# Forum > MMO > Guild Wars 2 > GW2 Guides >  150+ honor badges per hour using gZoom elite.

## coacholee

Hi everyone,not sure it has been posted before it's pretty much common sense,but here it is anyways:
it's best to use this technic when there is no queue in WvWvW in the morning for instance otherwise it might take a while...

first create an asura warrior and do the main quest until you can join WvWvW.(This takes me no more than 4min and I beleive it is the fastest combination to do it)
now using gZoom elite's teleporter and the file I made containing the 4 coordinates(key1, key2, chest, and eternal BG chest) or the ones in this thread:
http://www.ownedcore.com/forums/mmo/...-updating.html

you can farm honor badges pretty fast from the jumping puzzles in WvWvW. and since honor badges are "Account Bound" you can put them in the bank for your main and start a new toon to do it all over again.*I have a delux edition so I have the golem bank on me everytime I create a toon but if you don't you can simply take the portal to lion's arch and go to the bank there (only takes 2 or 3 min tops more)*

I made a video that sums it up for you  :Smile: 



I sync using the sliding technic against a wall wich works everytime.or you can use the warrior technic on key 2.


In the video I made 17 honor badges in about 6min but sometimes you get more sometimes less its random.

All the credits to 1M1 for gZoom elite wich is free AND open source (you rock man serously thx a lot)
Link to gZoom elite: http://www.ownedcore.com/forums/mmo/...ase-gzoom.html

And thanks to Gualtieri for the coordinates.

plz feel free to comment since it's my first contribution  :Smile: 

*And YOU can get banned using this so be carefull!!!*

O and don't mind my english i'm french ^^ MERCI!

here is the file I made containing the jumping puzzles coordinates in WvWvW.

----------


## s3ph1roth

I'd say it's a very well known method for farming badges, I myself do it this way, but I didn't see anybody writing about it and going so much into detail, you also made a video!
+REP from me  :Wink:

----------


## Shykon

Everytime i try to teleport my game crashes.
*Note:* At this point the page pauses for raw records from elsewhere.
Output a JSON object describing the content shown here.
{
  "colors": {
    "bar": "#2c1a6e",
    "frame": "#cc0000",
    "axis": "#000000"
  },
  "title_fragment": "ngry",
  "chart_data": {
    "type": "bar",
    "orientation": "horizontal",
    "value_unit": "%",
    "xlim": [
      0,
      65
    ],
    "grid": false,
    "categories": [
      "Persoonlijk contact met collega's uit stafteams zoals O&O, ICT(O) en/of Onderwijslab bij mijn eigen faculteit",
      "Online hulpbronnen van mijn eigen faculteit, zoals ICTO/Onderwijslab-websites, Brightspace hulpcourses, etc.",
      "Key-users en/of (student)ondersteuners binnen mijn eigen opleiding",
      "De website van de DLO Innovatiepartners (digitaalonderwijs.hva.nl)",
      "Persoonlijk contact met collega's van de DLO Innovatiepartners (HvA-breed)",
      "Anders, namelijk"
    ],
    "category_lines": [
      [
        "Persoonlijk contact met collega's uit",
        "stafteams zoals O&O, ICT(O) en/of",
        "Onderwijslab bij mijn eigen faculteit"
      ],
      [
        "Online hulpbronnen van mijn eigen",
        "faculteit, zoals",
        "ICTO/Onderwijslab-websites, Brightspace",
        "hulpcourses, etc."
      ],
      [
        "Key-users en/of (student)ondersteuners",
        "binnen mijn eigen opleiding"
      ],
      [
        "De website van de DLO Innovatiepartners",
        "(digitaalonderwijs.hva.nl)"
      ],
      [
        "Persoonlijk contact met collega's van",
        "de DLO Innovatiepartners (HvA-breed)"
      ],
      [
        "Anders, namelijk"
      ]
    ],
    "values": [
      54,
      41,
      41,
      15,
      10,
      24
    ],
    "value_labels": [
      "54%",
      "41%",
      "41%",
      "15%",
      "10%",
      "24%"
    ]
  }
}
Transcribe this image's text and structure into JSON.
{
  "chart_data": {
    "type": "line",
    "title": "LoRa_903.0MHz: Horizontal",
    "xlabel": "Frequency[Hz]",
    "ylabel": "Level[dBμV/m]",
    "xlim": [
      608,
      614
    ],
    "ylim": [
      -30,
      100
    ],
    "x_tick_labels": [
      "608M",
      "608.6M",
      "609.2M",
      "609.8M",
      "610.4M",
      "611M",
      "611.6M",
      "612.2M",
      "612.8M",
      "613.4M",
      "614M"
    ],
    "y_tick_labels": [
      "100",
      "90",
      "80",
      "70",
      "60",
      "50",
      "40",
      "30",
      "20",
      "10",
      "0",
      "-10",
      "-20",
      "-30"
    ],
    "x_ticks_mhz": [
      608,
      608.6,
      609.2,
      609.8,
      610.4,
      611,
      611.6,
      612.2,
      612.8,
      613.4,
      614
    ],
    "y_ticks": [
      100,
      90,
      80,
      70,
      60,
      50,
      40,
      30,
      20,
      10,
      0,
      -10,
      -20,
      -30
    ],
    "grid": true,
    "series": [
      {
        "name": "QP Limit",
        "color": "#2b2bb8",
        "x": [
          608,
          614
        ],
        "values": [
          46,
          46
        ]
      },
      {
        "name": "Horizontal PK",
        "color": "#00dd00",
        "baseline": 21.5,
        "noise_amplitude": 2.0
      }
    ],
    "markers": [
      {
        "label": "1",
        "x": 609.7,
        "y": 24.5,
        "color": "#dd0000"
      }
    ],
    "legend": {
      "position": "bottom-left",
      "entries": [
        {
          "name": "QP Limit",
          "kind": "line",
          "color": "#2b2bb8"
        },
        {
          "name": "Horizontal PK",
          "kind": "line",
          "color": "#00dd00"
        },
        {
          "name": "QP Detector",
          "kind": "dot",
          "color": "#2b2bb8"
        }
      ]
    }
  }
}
Any ideas?

----------


## Gualtieri

Thanks coacholee! +Rep! 


*"You have given out too much Reputation in the last 24 hours, try again later." 
*


Shykon, try to download gZoom again. 

I think the game crashes with my WvWvW cooridantes, set the Z coordinate a little higher. I'll update the new WvWvW coords.  :Smile:

----------


## shurick47

game crashed... any idea why?

----------


## HooseNutz

This doesnt work for me. Insta crash every time.

----------


## coacholee

> This doesnt work for me. Insta crash every time.


Hi,it may crash if you open gZoom before opening GW2 other than that you can try this...




> _It's due to localization issues. For Windows 7, go to Control Panel -> Region and Language -> Additional Settings -> Change 'Decimal Symbol' to a comma, then close out everything and reload gZoom. IT will work properly after these steps._

----------


## HooseNutz

I will give that a try. Thanks

----------


## HooseNutz

That comma thing did the trick. Thanks again!!

----------